I am a Research Software Engineer specializing in open-source software development within the Python ecosystem and Julia for fundamental physics. My work focuses on designing and optimizing software for high-energy physics (HEP) data analysis.

In the past, I contributed extensively to CMS software (CMSSW), particularly in geometry description, simulation, and event display. My expertise spans software architecture, numerical optimization, and large-scale scientific computing, with a strong focus on enhancing data analysis tools for physics research.

My expertise is:

  • Programming Languages: C++, Python, Julia
  • Technologies: Awkward Array, Numba, Just-in-Time Compilation
  • Integration: Python integration with other languages
  • Software Development: Open-source contributions in Python and Julia ecosystems
  • Scientific Computing: Geometry modeling, simulation, event visualization
  • Configuration & Deployment: Managing and distributing complex software environments

A problem I’m grappling with:

I am currently focused on integrating Awkward Array with Numba to optimize performance through Just-in-Time compilation techniques.
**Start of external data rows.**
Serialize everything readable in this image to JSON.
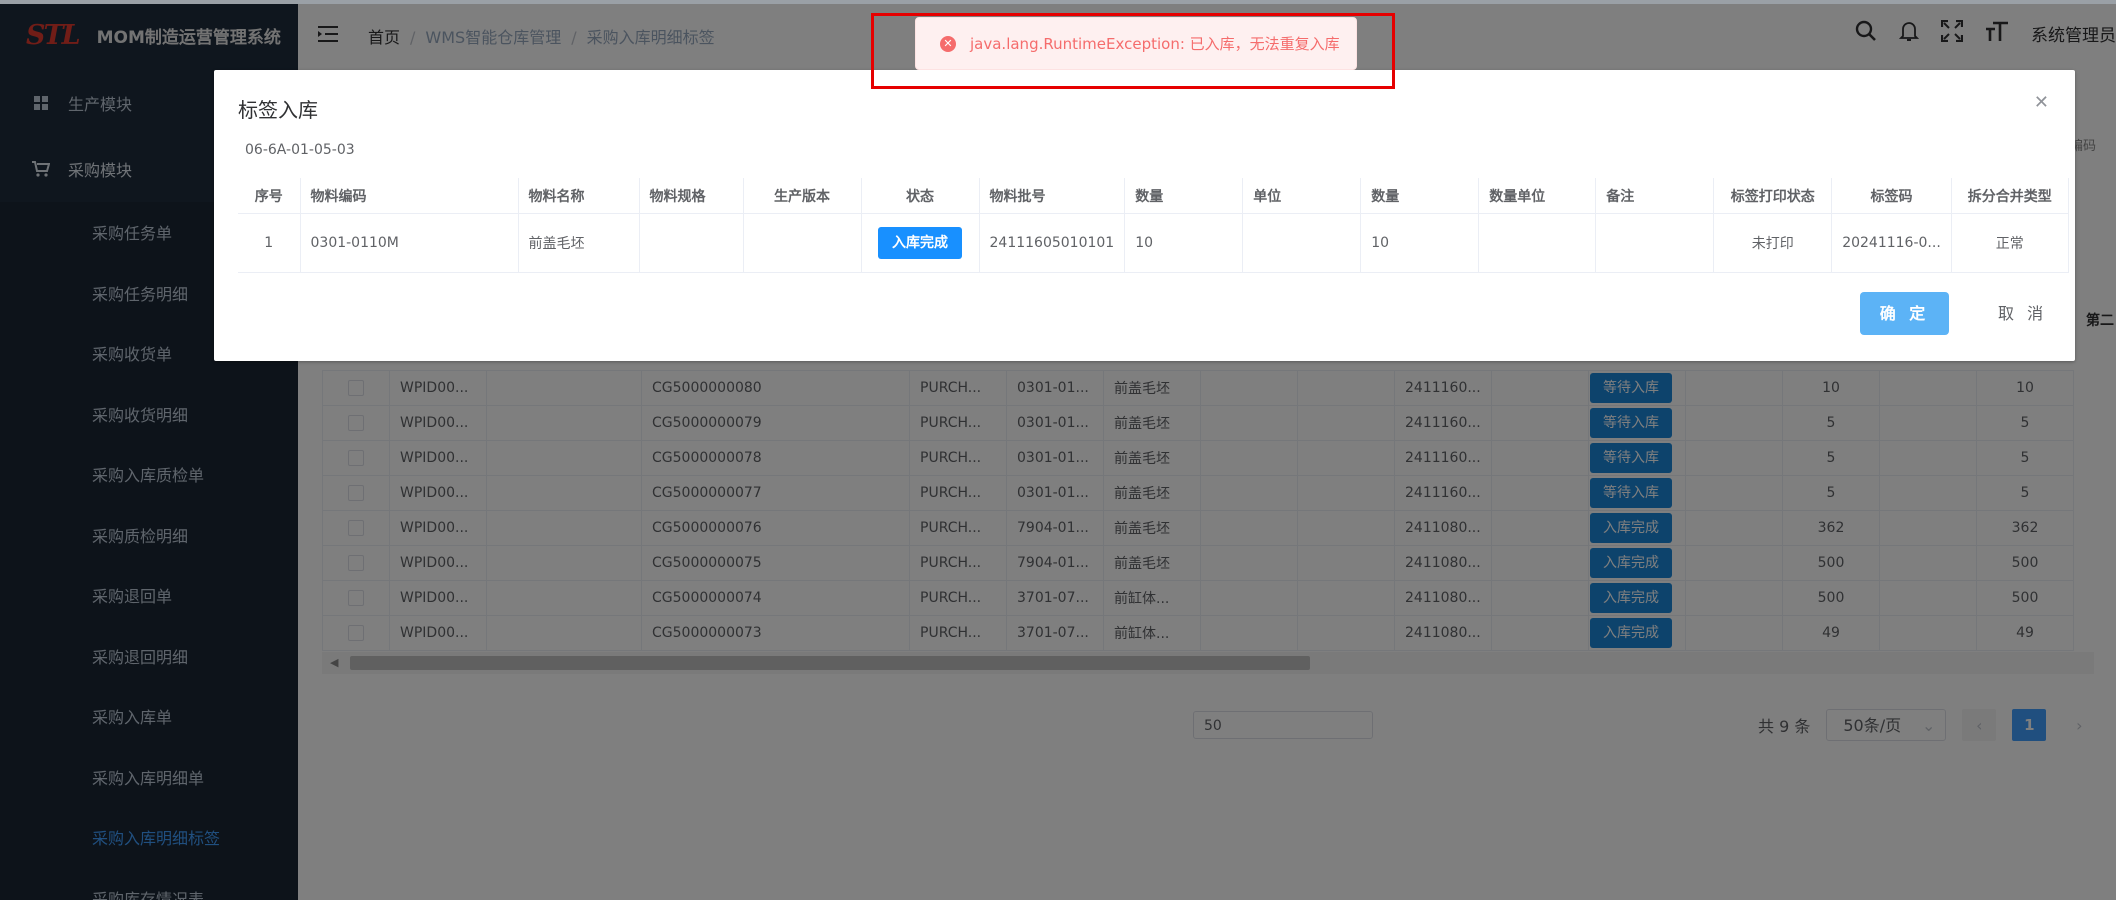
{
  "app": {
    "logo": "STL",
    "title": "MOM制造运营管理系统"
  },
  "sidebar": {
    "groups": [
      {
        "label": "生产模块",
        "icon": "grid-icon"
      },
      {
        "label": "采购模块",
        "icon": "cart-icon"
      }
    ],
    "items": [
      "采购任务单",
      "采购任务明细",
      "采购收货单",
      "采购收货明细",
      "采购入库质检单",
      "采购质检明细",
      "采购退回单",
      "采购退回明细",
      "采购入库单",
      "采购入库明细单",
      "采购入库明细标签",
      "采购库存情况表"
    ],
    "active_index": 10
  },
  "header": {
    "breadcrumbs": [
      "首页",
      "WMS智能仓库管理",
      "采购入库明细标签"
    ],
    "user": "系统管理员"
  },
  "toast": {
    "message": "java.lang.RuntimeException: 已入库，无法重复入库"
  },
  "dialog": {
    "title": "标签入库",
    "location": "06-6A-01-05-03",
    "columns": [
      "序号",
      "物料编码",
      "物料名称",
      "物料规格",
      "生产版本",
      "状态",
      "物料批号",
      "数量",
      "单位",
      "数量",
      "数量单位",
      "备注",
      "标签打印状态",
      "标签码",
      "拆分合并类型"
    ],
    "row": {
      "seq": "1",
      "code": "0301-0110M",
      "name": "前盖毛坯",
      "spec": "",
      "version": "",
      "status": "入库完成",
      "batch": "24111605010101",
      "qty": "10",
      "unit": "",
      "qty2": "10",
      "qty_unit": "",
      "remark": "",
      "print_status": "未打印",
      "label_code": "20241116-0...",
      "split_type": "正常"
    },
    "ok_label": "确 定",
    "cancel_label": "取 消"
  },
  "bg_table": {
    "rows": [
      {
        "wpid": "WPID00...",
        "cg": "CG5000000080",
        "purch": "PURCH...",
        "mat": "0301-01...",
        "name": "前盖毛坯",
        "batch": "2411160...",
        "status": "等待入库",
        "qa": "10",
        "qb": "10"
      },
      {
        "wpid": "WPID00...",
        "cg": "CG5000000079",
        "purch": "PURCH...",
        "mat": "0301-01...",
        "name": "前盖毛坯",
        "batch": "2411160...",
        "status": "等待入库",
        "qa": "5",
        "qb": "5"
      },
      {
        "wpid": "WPID00...",
        "cg": "CG5000000078",
        "purch": "PURCH...",
        "mat": "0301-01...",
        "name": "前盖毛坯",
        "batch": "2411160...",
        "status": "等待入库",
        "qa": "5",
        "qb": "5"
      },
      {
        "wpid": "WPID00...",
        "cg": "CG5000000077",
        "purch": "PURCH...",
        "mat": "0301-01...",
        "name": "前盖毛坯",
        "batch": "2411160...",
        "status": "等待入库",
        "qa": "5",
        "qb": "5"
      },
      {
        "wpid": "WPID00...",
        "cg": "CG5000000076",
        "purch": "PURCH...",
        "mat": "7904-01...",
        "name": "前盖毛坯",
        "batch": "2411080...",
        "status": "入库完成",
        "qa": "362",
        "qb": "362"
      },
      {
        "wpid": "WPID00...",
        "cg": "CG5000000075",
        "purch": "PURCH...",
        "mat": "7904-01...",
        "name": "前盖毛坯",
        "batch": "2411080...",
        "status": "入库完成",
        "qa": "500",
        "qb": "500"
      },
      {
        "wpid": "WPID00...",
        "cg": "CG5000000074",
        "purch": "PURCH...",
        "mat": "3701-07...",
        "name": "前缸体...",
        "batch": "2411080...",
        "status": "入库完成",
        "qa": "500",
        "qb": "500"
      },
      {
        "wpid": "WPID00...",
        "cg": "CG5000000073",
        "purch": "PURCH...",
        "mat": "3701-07...",
        "name": "前缸体...",
        "batch": "2411080...",
        "status": "入库完成",
        "qa": "49",
        "qb": "49"
      }
    ],
    "right_header_fragment": "第二",
    "right_fragment_top": "编码"
  },
  "pagination": {
    "input_value": "50",
    "total": "共 9 条",
    "page_size": "50条/页",
    "current_page": "1"
  }
}
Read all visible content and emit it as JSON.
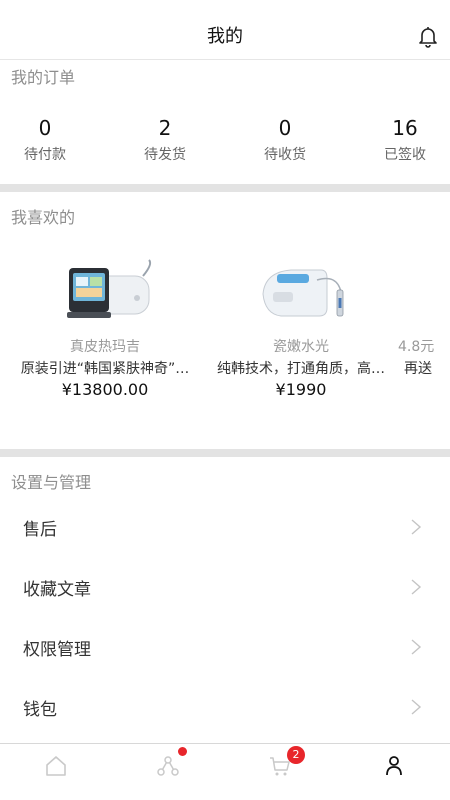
{
  "header": {
    "title": "我的",
    "bell_icon": "bell-icon"
  },
  "orders": {
    "title": "我的订单",
    "items": [
      {
        "count": "0",
        "label": "待付款"
      },
      {
        "count": "2",
        "label": "待发货"
      },
      {
        "count": "0",
        "label": "待收货"
      },
      {
        "count": "16",
        "label": "已签收"
      }
    ]
  },
  "favorites": {
    "title": "我喜欢的",
    "items": [
      {
        "name": "真皮热玛吉",
        "desc": "原装引进“韩国紧肤神奇”…",
        "price": "¥13800.00"
      },
      {
        "name": "瓷嫩水光",
        "desc": "纯韩技术，打通角质，高…",
        "price": "¥1990"
      },
      {
        "name": "4.8元",
        "desc": "再送 ",
        "price": ""
      }
    ]
  },
  "settings": {
    "title": "设置与管理",
    "items": [
      {
        "label": "售后"
      },
      {
        "label": "收藏文章"
      },
      {
        "label": "权限管理"
      },
      {
        "label": "钱包"
      }
    ]
  },
  "tabbar": {
    "tabs": [
      {
        "icon": "home-icon"
      },
      {
        "icon": "share-network-icon",
        "badge": "dot"
      },
      {
        "icon": "cart-icon",
        "badge_count": "2"
      },
      {
        "icon": "user-icon",
        "active": true
      }
    ]
  },
  "colors": {
    "badge": "#e8262b",
    "separator": "#e3e3e3",
    "muted_text": "#8e8e8e"
  }
}
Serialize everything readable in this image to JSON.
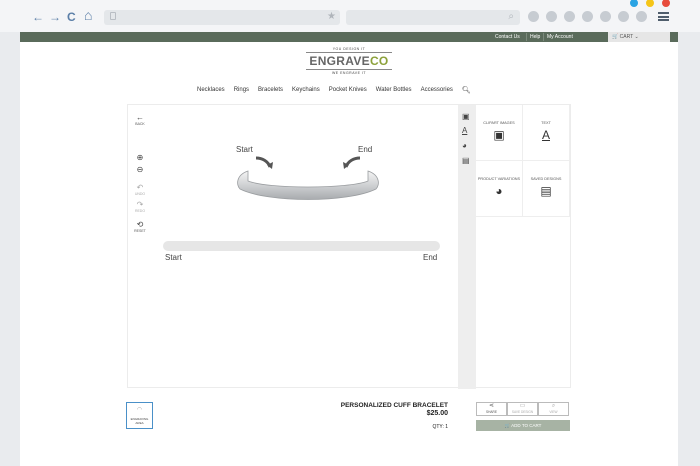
{
  "browser": {
    "nav_back": "←",
    "nav_forward": "→",
    "nav_reload": "C",
    "nav_home": "⌂",
    "star": "★",
    "search_icon": "⌕",
    "traffic": [
      "#2aa3e3",
      "#f5c518",
      "#e74c3c"
    ]
  },
  "topbar": {
    "links": [
      "Contact Us",
      "Help",
      "My Account"
    ],
    "cart_label": "CART"
  },
  "logo": {
    "tagline_top": "YOU DESIGN IT",
    "brand_a": "ENGRAVE",
    "brand_b": "CO",
    "tagline_bottom": "WE ENGRAVE IT"
  },
  "menu": {
    "items": [
      "Necklaces",
      "Rings",
      "Bracelets",
      "Keychains",
      "Pocket Knives",
      "Water Bottles",
      "Accessories"
    ]
  },
  "designer": {
    "tools": {
      "back": "BACK",
      "undo": "UNDO",
      "redo": "REDO",
      "reset": "RESET"
    },
    "labels": {
      "start_top": "Start",
      "end_top": "End",
      "start_bottom": "Start",
      "end_bottom": "End"
    },
    "panel": [
      {
        "label": "CLIPART IMAGES",
        "icon": "image-icon"
      },
      {
        "label": "TEXT",
        "icon": "text-icon"
      },
      {
        "label": "PRODUCT VARIATIONS",
        "icon": "palette-icon"
      },
      {
        "label": "SAVED DESIGNS",
        "icon": "gallery-icon"
      }
    ]
  },
  "product": {
    "thumb_label": "ENGRAVING AREA",
    "name": "PERSONALIZED CUFF BRACELET",
    "price": "$25.00",
    "qty": "QTY: 1",
    "actions": [
      "SHARE",
      "SAVE DESIGN",
      "VIEW"
    ],
    "add_to_cart": "ADD TO CART"
  }
}
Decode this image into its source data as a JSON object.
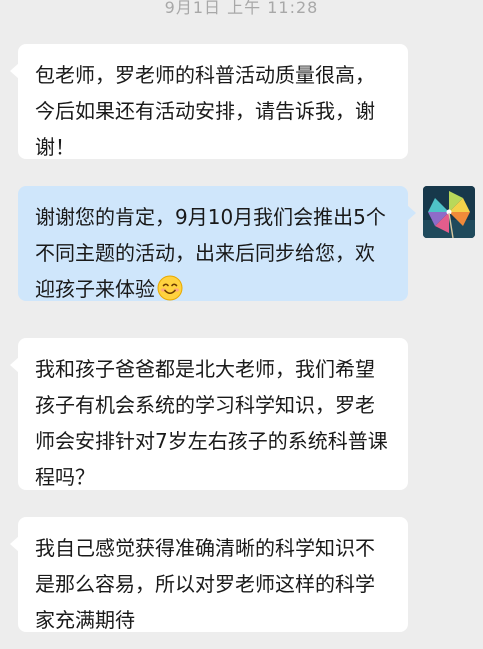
{
  "chat": {
    "timestamp": "9月1日 上午 11:28",
    "messages": [
      {
        "side": "left",
        "text": "包老师，罗老师的科普活动质量很高，今后如果还有活动安排，请告诉我，谢谢！"
      },
      {
        "side": "right",
        "text": "谢谢您的肯定，9月10月我们会推出5个不同主题的活动，出来后同步给您，欢迎孩子来体验",
        "emoji": "smiling-face-emoji"
      },
      {
        "side": "left",
        "text": "我和孩子爸爸都是北大老师，我们希望孩子有机会系统的学习科学知识，罗老师会安排针对7岁左右孩子的系统科普课程吗？"
      },
      {
        "side": "left",
        "text": "我自己感觉获得准确清晰的科学知识不是那么容易，所以对罗老师这样的科学家充满期待"
      }
    ]
  },
  "colors": {
    "background": "#ededed",
    "incoming_bubble": "#ffffff",
    "outgoing_bubble": "#cfe6fb",
    "timestamp_text": "#a8a8a8",
    "message_text": "#191919"
  },
  "icons": {
    "avatar": "pinwheel-avatar-icon",
    "emoji": "smiling-face-emoji"
  }
}
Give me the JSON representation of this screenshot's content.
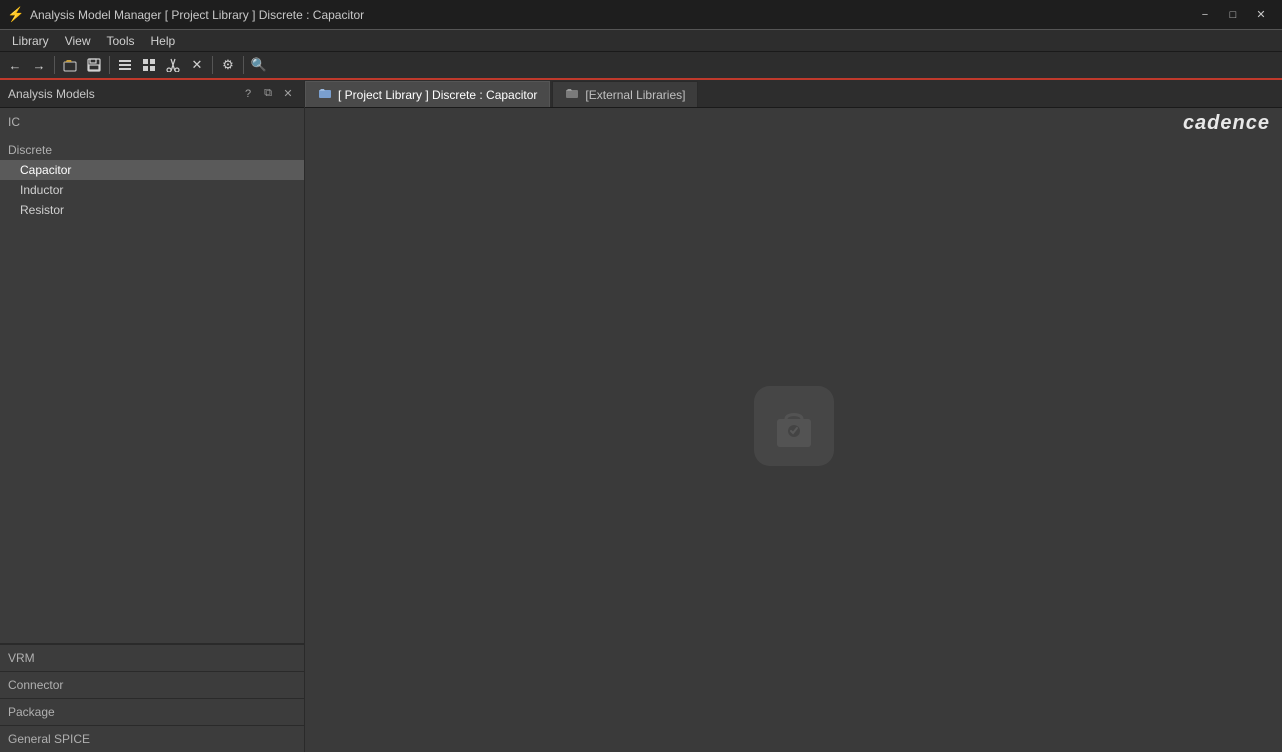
{
  "titleBar": {
    "title": "Analysis Model Manager [ Project Library ] Discrete : Capacitor",
    "icon": "⚡",
    "controls": {
      "minimize": "−",
      "maximize": "□",
      "close": "✕"
    }
  },
  "menuBar": {
    "items": [
      "Library",
      "View",
      "Tools",
      "Help"
    ]
  },
  "toolbar": {
    "buttons": [
      "←",
      "→",
      "📁",
      "💾",
      "⊟",
      "⊞",
      "✂",
      "✕",
      "⚙",
      "🔍"
    ]
  },
  "sidebar": {
    "title": "Analysis Models",
    "controls": [
      "?",
      "⧉",
      "✕"
    ],
    "categories": {
      "ic": {
        "label": "IC",
        "items": []
      },
      "discrete": {
        "label": "Discrete",
        "items": [
          "Capacitor",
          "Inductor",
          "Resistor"
        ]
      }
    },
    "bottomCategories": [
      "VRM",
      "Connector",
      "Package",
      "General SPICE"
    ]
  },
  "tabs": [
    {
      "label": "[ Project Library ] Discrete : Capacitor",
      "active": true,
      "iconType": "folder"
    },
    {
      "label": "[External Libraries]",
      "active": false,
      "iconType": "folder"
    }
  ],
  "content": {
    "selectedItem": "Capacitor",
    "empty": true
  },
  "logo": "cadence"
}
Additionally, I am exploring Python on GPU to leverage parallel computing power for complex data analysis.

I’ve got my eyes on:

  • High-performance computing (HPC) applications in fundamental physics
  • Large-scale parallelism and deep storage hierarchies for HEP data
  • Julia’s potential for optimizing scientific computing workflows

I want to know more about:

To further improve my work, I am keen to deepen my understanding of:

  • Optimizing data movement and storage for large-scale scientific workflows
  • Heterogeneous computing to leverage CPUs, GPUs, and specialized accelerators
  • Efficient memory management strategies for structured and unstructured data
  • Scalable distributed systems that handle massive physics datasets

By exploring these areas, I aim to contribute to more efficient and scalable computational solutions for HEP.